I already searched for different solutions and the main one that I found is the one below. I define that before running the parallel jobs shown above. I also tried placing the code below before every fit or predict method of the model.

NUM_PARALLEL_EXEC_UNITS = 5
config = tf.compat.v1.ConfigProto(
    intra_op_parallelism_threads=NUM_PARALLEL_EXEC_UNITS,
    inter_op_parallelism_threads=2,
    device_count={"CPU": NUM_PARALLEL_EXEC_UNITS},
)
session = tf.compat.v1.Session(config=config)
K.set_session(session)

At this point, I am quite lost and have no idea how to make Tensorflow and/or Keras use a limited number of cores as the server I am using is shared across the institute.

The server is running linux. However, I don't know which exact distribution/version it is. I am very new to running code on a server.

These are the versions I am using:

python == 3.10.8
tensorflow == 2.10.0
keras == 2.10.0

If you need any other information, I am happy to provide that.

Edit 1

Both the answer suggested in this thread doesn't work as well as using only these commands:

tf.config.threading.set_intra_op_parallelism_threads(5)
tf.config.threading.set_inter_op_parallelism_threads(5)
  • 1
    Does this answer your question? [How can I reduce the number of CPUs used by Tensorlfow/Keras?](https://stackoverflow.com/questions/57925061/how-can-i-reduce-the-number-of-cpus-used-by-tensorlfow-keras) – mujjiga Feb 04 '23 at 11:33
  • Do you use a queueing system like slurm? if not, you should use it and also can limit the number of CPUs/GPUs exposed to the APIs. – Dr. Snoopy Feb 04 '23 at 11:36
  • @Dr.Snoopy No, I don't use a queueing system. I thought I could simply run the code that works on my Windows Desktop on the server. Also, I am not the admin of the server but simply have access to the resources. Thus, I am not sure if I am allowed/have the rights to use something like slurm. – Lutz Köhler Feb 04 '23 at 12:45
  • @mujjiga No, this didn't work in my case. I added that to the original question. – Lutz Köhler Feb 04 '23 at 12:46

1 Answers1

0

after trying some things, I have found a solution to my problem. With the following code, I can restrict the number of CPUs used:

os.environ["OMP_NUM_THREADS"] = "5"
tf.config.threading.set_intra_op_parallelism_threads(5)
tf.config.threading.set_inter_op_parallelism_threads(5)

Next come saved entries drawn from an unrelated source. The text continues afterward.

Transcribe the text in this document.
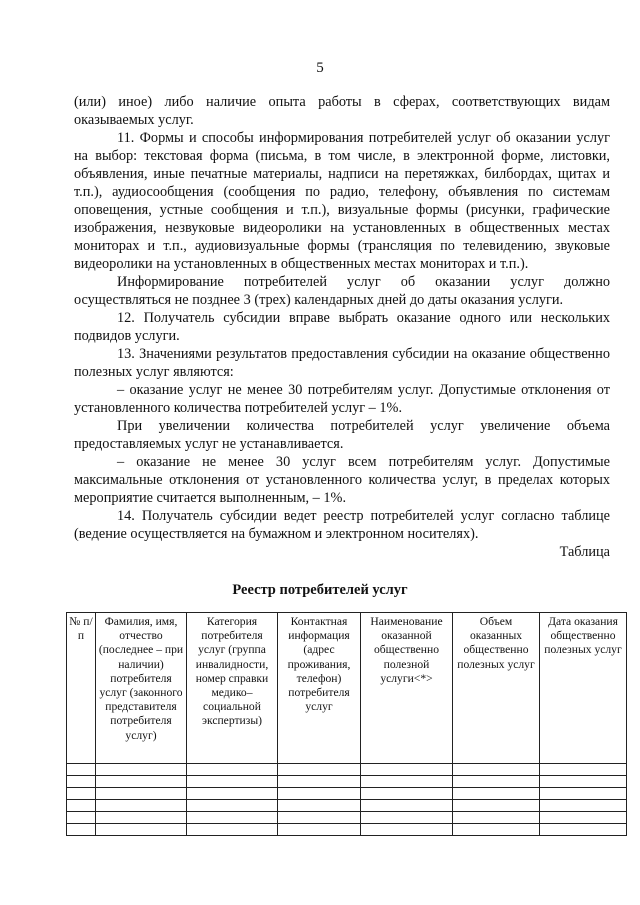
5

(или) иное) либо наличие опыта работы в сферах, соответствующих видам оказываемых услуг.

11. Формы и способы информирования потребителей услуг об оказании услуг на выбор: текстовая форма (письма, в том числе, в электронной форме, листовки, объявления, иные печатные материалы, надписи на перетяжках, билбордах, щитах и т.п.), аудиосообщения (сообщения по радио, телефону, объявления по системам оповещения, устные сообщения и т.п.), визуальные формы (рисунки, графические изображения, незвуковые видеоролики на установленных в общественных местах мониторах и т.п., аудиовизуальные формы (трансляция по телевидению, звуковые видеоролики на установленных в общественных местах мониторах и т.п.).

Информирование потребителей услуг об оказании услуг должно осуществляться не позднее 3 (трех) календарных дней до даты оказания услуги.

12. Получатель субсидии вправе выбрать оказание одного или нескольких подвидов услуги.

13. Значениями результатов предоставления субсидии на оказание общественно полезных услуг являются:

– оказание услуг не менее 30 потребителям услуг. Допустимые отклонения от установленного количества потребителей услуг – 1%.

При увеличении количества потребителей услуг увеличение объема предоставляемых услуг не устанавливается.

– оказание не менее 30 услуг всем потребителям услуг. Допустимые максимальные отклонения от установленного количества услуг, в пределах которых мероприятие считается выполненным, – 1%.

14. Получатель субсидии ведет реестр потребителей услуг согласно таблице (ведение осуществляется на бумажном и электронном носителях).

Таблица

Реестр потребителей услуг
№ п/п	Фамилия, имя, отчество (последнее – при наличии) потребителя услуг (законного представителя потребителя услуг)	Категория потребителя услуг (группа инвалидности, номер справки медико–социальной экспертизы)	Контактная информация (адрес проживания, телефон) потребителя услуг	Наименование оказанной общественно полезной услуги<*>	Объем оказанных общественно полезных услуг	Дата оказания общественно полезных услуг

Note, that I have no idea how many CPUs will be used in the end. I noticed that it isn't five cores being used but more. As I don't really care about the exact number of cores but just that I don't use all cores, I am fine with that solution for now. If anybody knows how to calculate the number of cores used from the information provided above, let me know.